The City of Richardson follows the rules in the Texas Manual of Uniform Traffic Control Devices (TMUTCD) on the placement and use of STOP signs. STOP signs are not used to control speeds along a road. Studies have shown that STOP signs placed strictly for speed control have a much higher violation rate, and actually create increased speeds between the signs as drivers try to “make up” the lost time they incur by slowing down for them.
It has been found that drivers violate (run) STOP signs most frequently when they don’t expect to encounter traffic on the crossing street. When a driver stops at a STOP sign several times, and never sees any vehicles on the crossing street, the tendency to not come to a full STOP, and eventually not slow down at all, is very typical. This creates a much more dangerous situation than no signs, because drivers and pedestrians on the crossing street have an expectation that approaching vehicles will stop, and when they run the sign instead, collisions can occur.

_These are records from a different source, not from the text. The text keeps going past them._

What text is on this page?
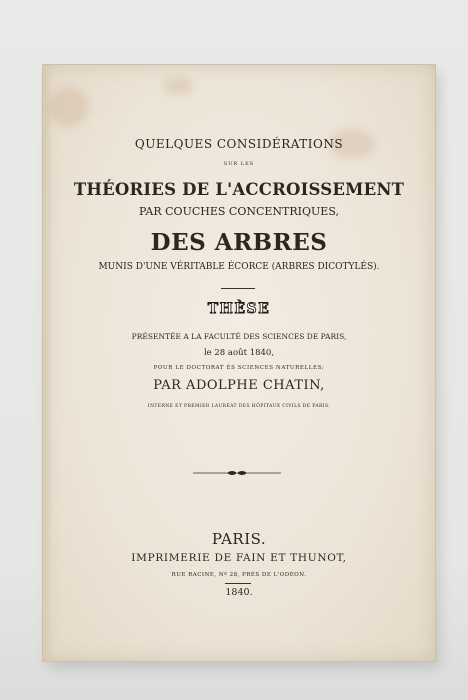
QUELQUES CONSIDÉRATIONS
SUR LES
THÉORIES DE L'ACCROISSEMENT
PAR COUCHES CONCENTRIQUES,
DES ARBRES
MUNIS D'UNE VÉRITABLE ÉCORCE (ARBRES DICOTYLÉS).
THÈSE
PRÉSENTÉE A LA FACULTÉ DES SCIENCES DE PARIS,
le 28 août 1840,
POUR LE DOCTORAT ÈS SCIENCES NATURELLES;
PAR ADOLPHE CHATIN,
INTERNE ET PREMIER LAURÉAT DES HÔPITAUX CIVILS DE PARIS.
PARIS.
IMPRIMERIE DE FAIN ET THUNOT,
RUE RACINE, Nº 28, PRÈS DE L'ODÉON.
1840.
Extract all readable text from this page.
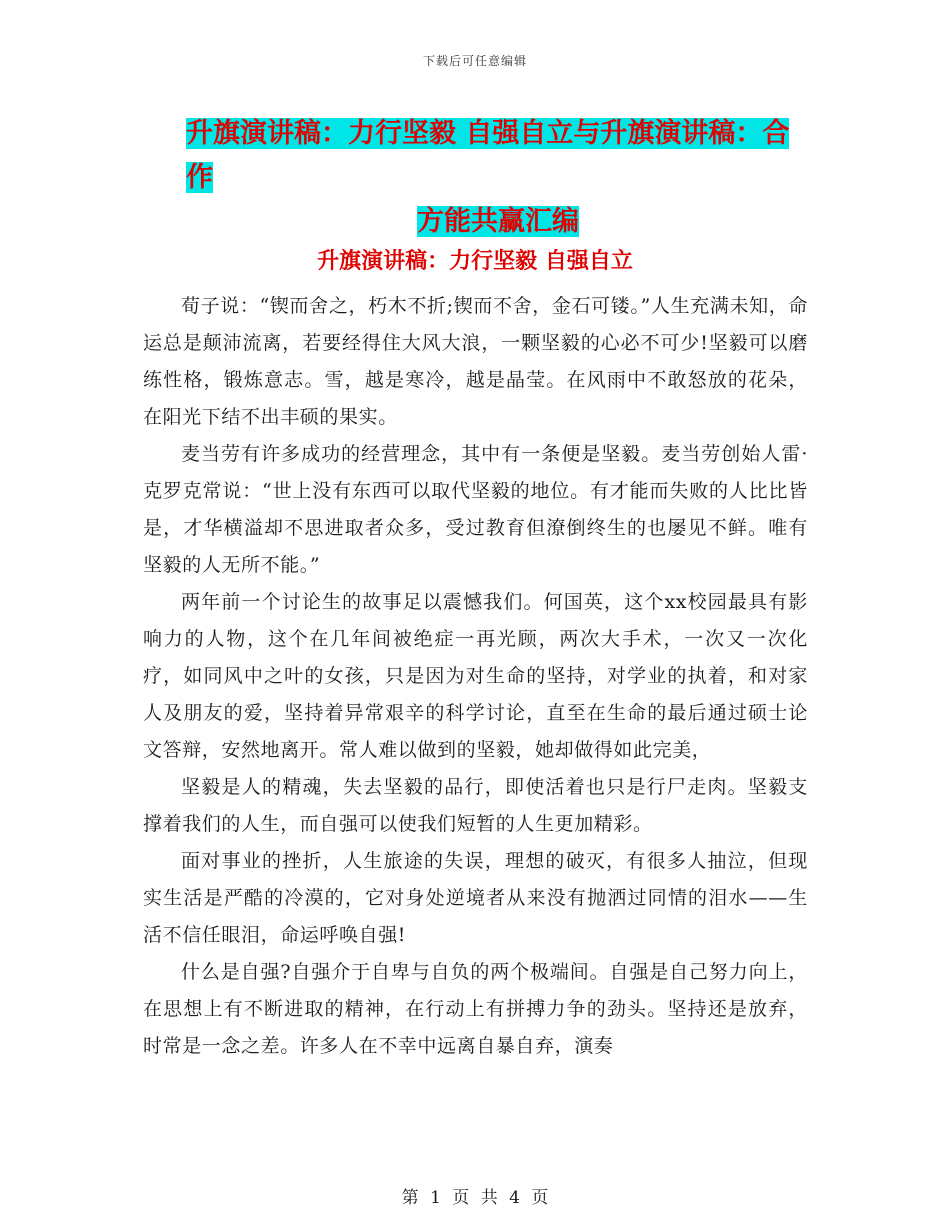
下载后可任意编辑
升旗演讲稿：力行坚毅 自强自立与升旗演讲稿：合作
方能共赢汇编
升旗演讲稿：力行坚毅 自强自立

荀子说：“锲而舍之，朽木不折;锲而不舍，金石可镂。”人生充满未知，命运总是颠沛流离，若要经得住大风大浪，一颗坚毅的心必不可少!坚毅可以磨练性格，锻炼意志。雪，越是寒冷，越是晶莹。在风雨中不敢怒放的花朵，在阳光下结不出丰硕的果实。

麦当劳有许多成功的经营理念，其中有一条便是坚毅。麦当劳创始人雷·克罗克常说：“世上没有东西可以取代坚毅的地位。有才能而失败的人比比皆是，才华横溢却不思进取者众多，受过教育但潦倒终生的也屡见不鲜。唯有坚毅的人无所不能。”

两年前一个讨论生的故事足以震憾我们。何国英，这个xx校园最具有影响力的人物，这个在几年间被绝症一再光顾，两次大手术，一次又一次化疗，如同风中之叶的女孩，只是因为对生命的坚持，对学业的执着，和对家人及朋友的爱，坚持着异常艰辛的科学讨论，直至在生命的最后通过硕士论文答辩，安然地离开。常人难以做到的坚毅，她却做得如此完美，

坚毅是人的精魂，失去坚毅的品行，即使活着也只是行尸走肉。坚毅支撑着我们的人生，而自强可以使我们短暂的人生更加精彩。

面对事业的挫折，人生旅途的失误，理想的破灭，有很多人抽泣，但现实生活是严酷的冷漠的，它对身处逆境者从来没有抛洒过同情的泪水——生活不信任眼泪，命运呼唤自强!

什么是自强?自强介于自卑与自负的两个极端间。自强是自己努力向上，在思想上有不断进取的精神，在行动上有拼搏力争的劲头。坚持还是放弃，时常是一念之差。许多人在不幸中远离自暴自弃，演奏

第 1 页 共 4 页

The rules and guidelines for STOP sign placement in the TMUTCD are primarily based on statistical measures that try to ensure that vehicles crossing the intersection will encounter a conflicting vehicle a significant percentage of the time they go through the intersection. This requires certain volumes of vehicles on both streets for large portions of the day. Provisions are also made, however, for engineering judgment, intersection sight distance problems, intersection crash experience, and pedestrian activity.